Albert travaillait comme infirmier pour Médecins Sans Frontières (MSF) à Lankien, dans l’État de Jonglei, lorsque les forces gouvernementales du Soudan du Sud ont attaqué la ville, le 3 février dernier. Une grande partie de l’hôpital de MSF a été endommagée pendant les bombardements, puis incendiée. Les médicaments, les réserves de sang et les vaccins ont été détruits ou pillés.

Alors que les violences ne cessaient de s’intensifier, les membres du personnel de la santé ont fui aux côtés des gens. Albert était parmi eux.

Le jour de la frappe aérienne, Albert avait suivi les instructions d’évacuer la ville, tandis que les tensions montaient. Alors que les bombardements s’intensifiaient, sa maison a été incendiée et ses biens pillés. Il s’est enfui dans la forêt avec pour seuls bagages un petit sac contenant de la pâte d’arachide enrichie, des biscuits et ses papiers d’identité.

Albert a marché pendant cinq jours à travers des zones isolées, en évitant les hommes armés, avant de parvenir à se mettre en sécurité. Aujourd’hui, il séjourne temporairement chez un ami à Juba, la capitale du pays. Son expérience reflète celle de nombreuses autres personnes recrutées localement qui vivent et travaillent dans des zones de conflit, que ce soit au Soudan du Sud ou ailleurs à travers le monde.

Les attaques intentionnelles contre les hôpitaux et les membres du personnel humanitaire sont interdites par le droit international humanitaire et sont considérées comme des crimes de guerre. Au cours des dernières années, de nombreuses attaques de ce type ont néanmoins été perpétrées dans des zones de conflit à travers le monde, tant par des groupes armés organisés que par des forces gouvernementales. Citons notamment en Haïti, en Palestine, au Soudan du Sud, au Soudan, en Ukraine et ailleurs.

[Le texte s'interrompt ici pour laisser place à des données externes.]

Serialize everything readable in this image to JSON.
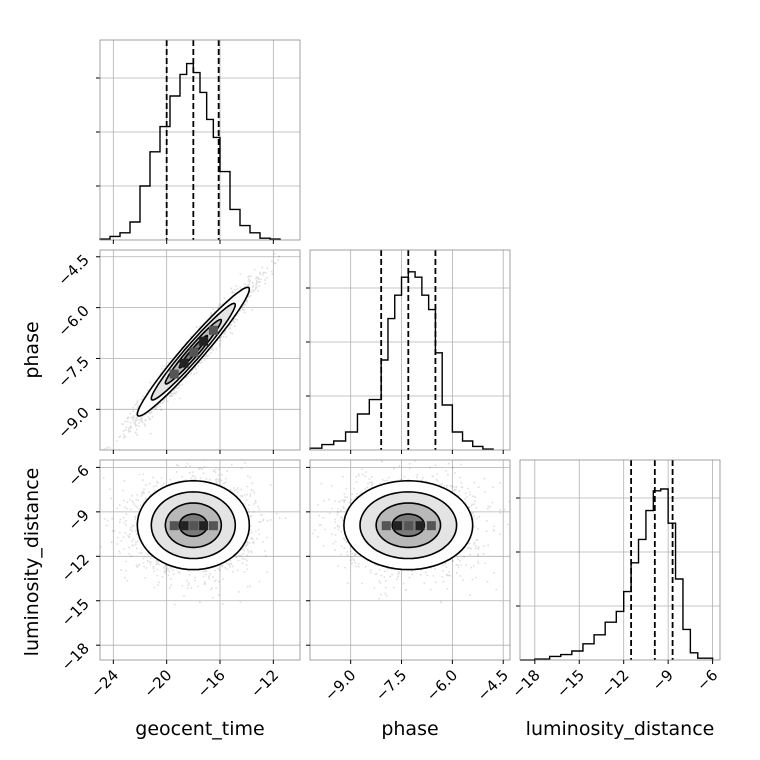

Lorsque les soins de santé sont pris pour cible, les hôpitaux ferment. Les organisations humanitaires se retirent. Et les communautés, déjà touchées par la violence, se retrouvent privées de soins essentiels. Audelà de la destruction des infrastructures médicales, ces attaques affectent profondément les personnes mêmes qui offrent une assistance essentielle.

Les soins médicaux, les membres du personnel humanitaire et les personnes civiles ne doivent jamais être pris pour cible. Les communautés ont droit à la sécurité et à l’accès aux soins de santé : sans frappes aériennes sur les hôpitaux, sans tirs sur les ambulances et sans avoir à craindre de fréquenter les lieux censés prodiguer des soins essentiels.

*Le nom a été modifié pour protéger la vie privée.